Pasolini is a 2014 film directed by Abel Ferrara and starring Willem Dafoe, a pair of aces ensuring quality. A "sinister" direction in pure Ferrara style made of fades, overlaps, dreamlike, serving a photography sometimes dry, sometimes rich, with cuts of light invading a hazy darkness and a black and hopeless night to seal the brutal murder (the related sequence being cruel and impressive) perpetrated on the cold and wet beach. Dafoe, with his angular, time-worn face and large black glasses, serves the character with extreme rigor, proving very faithful to the real PPP so much so that Ninetto Davoli said: "Willem is impressive. At times I thought I was seeing Pier Paolo".
The cast, in addition to Dafoe, also includes Riccardo Scamarcio (Ninetto Davoli), Valerio Mastandrea (the cousin and biographer Nico Naldini), Maria de Medeiros (Laura Betti), Giada Colagrande (the poet's cousin Graziella Chiarcossi), Adriana Asti (the mother) and Ninetto Davoli himself (Eduardo De Filippo).
The film received recognition with the Grand Jury Prize at the Berlin Festival. The film was also presented, in competition, at the Venice Film Festival.
Pasolini narrates the last days of the writer's life, who tragically died in Ostia, the Lazio coast, on November 3, 1975.
From the director’s notes:
"I grew up watching his films and certainly he did not grow up watching mine - said Ferrara responding to those asking him for a comparison between himself and PPP - I am a Buddhist and my teaching is to meditate on one's master: I absorbed his work and by making this film, meeting the people who loved and knew him, and directing Ninetto (Davoli ed.), I approached my master".
In the first part, we see PPP return from Stockholm where he presented the controversial: "Salò, or the 120 Days of Sodom". Back in Rome, he passionately works on a new film – Porno – Teo Kolossal – which was to be played by Ninetto Davoli and Eduardo De Filippo but, as known, it was never filmed, and on the unfinished novel "Petrolio".
We then see PPP in his daily life, at home with his mother and other aforementioned characters eating, talking, drinking a glass of wine. A journalist will come to his home for an interview and during the interview, the essence of Pasolini's thoughts will be illustrated, through the answers that our protagonist will give to a soft yet polemical journalist. Pierpaolo will soon tire and dismiss the journalist by saying, ok that's enough. Leave me the list of questions, I will answer them in writing, I express myself better in writing than in words.
I found this first part rather interesting but underdeveloped. It is certainly arduous to represent a film about such a character, one of the most eminent intellectual figures of the last 60 years in Italy and the world. Still, precisely due to the breadth and scope of PPP's thought and work, I believe they could have dared much more. But it is evident that Abel Ferrara, who kept it under 90 minutes and for such a film, in my opinion, should have exceeded 120 minutes, made different choices, focusing on the last days of PPP's life until the tragic end.

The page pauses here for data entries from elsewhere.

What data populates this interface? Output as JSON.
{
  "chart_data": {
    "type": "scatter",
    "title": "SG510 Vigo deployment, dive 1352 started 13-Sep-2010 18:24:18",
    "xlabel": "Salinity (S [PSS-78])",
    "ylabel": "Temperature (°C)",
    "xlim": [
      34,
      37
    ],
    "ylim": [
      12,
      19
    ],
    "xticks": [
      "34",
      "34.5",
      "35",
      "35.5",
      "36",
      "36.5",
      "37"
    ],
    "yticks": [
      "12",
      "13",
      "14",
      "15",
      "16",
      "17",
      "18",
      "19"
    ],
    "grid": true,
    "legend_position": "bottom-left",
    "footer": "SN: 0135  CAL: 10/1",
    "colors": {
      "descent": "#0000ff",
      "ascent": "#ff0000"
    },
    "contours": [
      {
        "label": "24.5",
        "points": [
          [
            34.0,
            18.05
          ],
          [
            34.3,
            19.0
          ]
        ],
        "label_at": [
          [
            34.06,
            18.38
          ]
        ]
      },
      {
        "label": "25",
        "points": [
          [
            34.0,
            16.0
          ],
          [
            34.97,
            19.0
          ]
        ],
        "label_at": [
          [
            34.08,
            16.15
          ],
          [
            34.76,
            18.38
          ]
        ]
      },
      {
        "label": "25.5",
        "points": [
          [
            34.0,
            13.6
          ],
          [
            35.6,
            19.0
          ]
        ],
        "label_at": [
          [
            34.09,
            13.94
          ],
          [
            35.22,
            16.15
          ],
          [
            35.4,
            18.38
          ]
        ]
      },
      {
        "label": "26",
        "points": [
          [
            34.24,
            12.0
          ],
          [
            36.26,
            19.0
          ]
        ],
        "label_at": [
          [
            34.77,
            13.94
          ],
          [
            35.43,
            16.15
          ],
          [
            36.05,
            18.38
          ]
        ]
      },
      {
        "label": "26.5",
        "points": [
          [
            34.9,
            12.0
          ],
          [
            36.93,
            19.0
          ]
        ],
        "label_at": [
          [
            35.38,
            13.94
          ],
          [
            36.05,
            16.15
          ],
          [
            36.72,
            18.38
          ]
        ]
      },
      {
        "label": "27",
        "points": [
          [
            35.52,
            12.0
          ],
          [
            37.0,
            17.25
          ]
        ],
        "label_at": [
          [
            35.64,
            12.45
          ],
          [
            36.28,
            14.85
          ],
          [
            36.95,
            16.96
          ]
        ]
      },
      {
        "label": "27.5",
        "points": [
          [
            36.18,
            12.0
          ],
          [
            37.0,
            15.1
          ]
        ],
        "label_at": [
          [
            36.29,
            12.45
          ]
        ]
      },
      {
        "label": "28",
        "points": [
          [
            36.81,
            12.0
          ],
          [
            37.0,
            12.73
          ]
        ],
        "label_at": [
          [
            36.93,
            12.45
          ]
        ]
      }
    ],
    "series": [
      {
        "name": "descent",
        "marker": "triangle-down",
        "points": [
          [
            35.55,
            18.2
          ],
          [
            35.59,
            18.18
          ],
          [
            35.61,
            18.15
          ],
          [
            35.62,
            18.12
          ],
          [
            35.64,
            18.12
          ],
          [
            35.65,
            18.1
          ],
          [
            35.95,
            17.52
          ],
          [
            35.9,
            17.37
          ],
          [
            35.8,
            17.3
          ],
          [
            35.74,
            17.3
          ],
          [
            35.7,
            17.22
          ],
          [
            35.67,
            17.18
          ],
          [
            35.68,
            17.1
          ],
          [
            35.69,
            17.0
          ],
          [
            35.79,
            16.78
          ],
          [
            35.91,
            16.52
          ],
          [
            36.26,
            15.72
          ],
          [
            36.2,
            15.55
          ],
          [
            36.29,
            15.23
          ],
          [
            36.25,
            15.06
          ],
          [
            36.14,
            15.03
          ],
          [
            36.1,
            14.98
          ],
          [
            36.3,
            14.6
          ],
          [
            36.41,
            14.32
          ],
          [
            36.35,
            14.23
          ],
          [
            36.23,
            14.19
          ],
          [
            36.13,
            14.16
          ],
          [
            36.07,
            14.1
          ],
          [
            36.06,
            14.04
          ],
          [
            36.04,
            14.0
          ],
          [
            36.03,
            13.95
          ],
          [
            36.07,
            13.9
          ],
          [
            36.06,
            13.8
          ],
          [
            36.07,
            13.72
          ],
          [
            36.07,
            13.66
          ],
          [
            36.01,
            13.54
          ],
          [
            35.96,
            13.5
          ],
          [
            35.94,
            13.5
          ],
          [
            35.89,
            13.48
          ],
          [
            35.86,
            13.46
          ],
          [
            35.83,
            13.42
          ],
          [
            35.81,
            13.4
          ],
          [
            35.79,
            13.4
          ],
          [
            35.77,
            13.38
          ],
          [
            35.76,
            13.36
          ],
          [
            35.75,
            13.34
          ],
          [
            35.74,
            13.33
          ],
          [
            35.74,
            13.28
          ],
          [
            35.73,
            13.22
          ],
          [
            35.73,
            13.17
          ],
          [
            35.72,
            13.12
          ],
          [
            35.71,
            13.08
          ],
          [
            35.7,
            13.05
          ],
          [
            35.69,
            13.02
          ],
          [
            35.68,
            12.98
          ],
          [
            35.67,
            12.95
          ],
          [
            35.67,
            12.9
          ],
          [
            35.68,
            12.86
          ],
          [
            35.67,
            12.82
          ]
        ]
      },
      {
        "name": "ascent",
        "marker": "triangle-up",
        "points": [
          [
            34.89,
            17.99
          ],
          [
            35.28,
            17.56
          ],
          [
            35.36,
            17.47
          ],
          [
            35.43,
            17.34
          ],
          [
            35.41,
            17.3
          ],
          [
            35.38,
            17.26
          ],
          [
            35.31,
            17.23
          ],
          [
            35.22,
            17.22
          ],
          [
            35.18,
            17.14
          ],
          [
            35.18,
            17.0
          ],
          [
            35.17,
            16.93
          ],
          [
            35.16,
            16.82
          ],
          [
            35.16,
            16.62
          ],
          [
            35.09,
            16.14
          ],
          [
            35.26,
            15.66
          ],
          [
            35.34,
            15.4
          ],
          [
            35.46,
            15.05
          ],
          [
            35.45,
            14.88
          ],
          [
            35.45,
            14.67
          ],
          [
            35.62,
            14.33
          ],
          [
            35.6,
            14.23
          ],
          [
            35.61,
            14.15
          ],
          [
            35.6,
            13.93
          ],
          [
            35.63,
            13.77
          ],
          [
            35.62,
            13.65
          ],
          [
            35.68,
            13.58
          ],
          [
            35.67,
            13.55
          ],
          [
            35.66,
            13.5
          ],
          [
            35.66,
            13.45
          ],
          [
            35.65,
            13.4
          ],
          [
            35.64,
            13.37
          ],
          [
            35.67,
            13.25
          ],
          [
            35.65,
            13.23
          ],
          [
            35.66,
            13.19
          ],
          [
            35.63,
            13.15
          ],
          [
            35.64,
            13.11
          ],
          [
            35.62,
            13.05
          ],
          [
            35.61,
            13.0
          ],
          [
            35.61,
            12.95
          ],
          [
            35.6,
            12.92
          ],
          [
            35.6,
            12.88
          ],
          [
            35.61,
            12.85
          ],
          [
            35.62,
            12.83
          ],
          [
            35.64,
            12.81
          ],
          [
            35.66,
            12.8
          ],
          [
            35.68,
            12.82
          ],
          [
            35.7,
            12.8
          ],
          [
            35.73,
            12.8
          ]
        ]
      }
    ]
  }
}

It is in the second part that Ferrara's style emerges, alternating dream and reality, where dream is understood as the imaginary representation of certain film sequences – Porno – Teo Kolossal – a metaphorical work, a small divine comedy where Ninetto and Eduardo, passing through Earth's inferno, will symbolically ascend towards the Paradise, climbing an endless staircase only to realize they will never arrive, that Paradise does not exist and that there is no end either…
The film divided critics, detractors hinge on the uncertain and quirky tone of the film and the choice for Dafoe to speak sometimes in English, sometimes in Italian (and he manages well) actually confers a sense of rather ridiculous estrangement, therefore I recommend watching it in Italian with Dafoe dubbed by Fabrizio Gifuni.
I quite liked it; I recognize a visual allure and an atmosphere full of sensations that leave a mark, and although I consider Ferrara's Pasolini to be an unfinished work, I acknowledge its courage and the choice to only show us the end, as if in a meal at a restaurant you have great expectations for, they only bring you the dessert… bitter.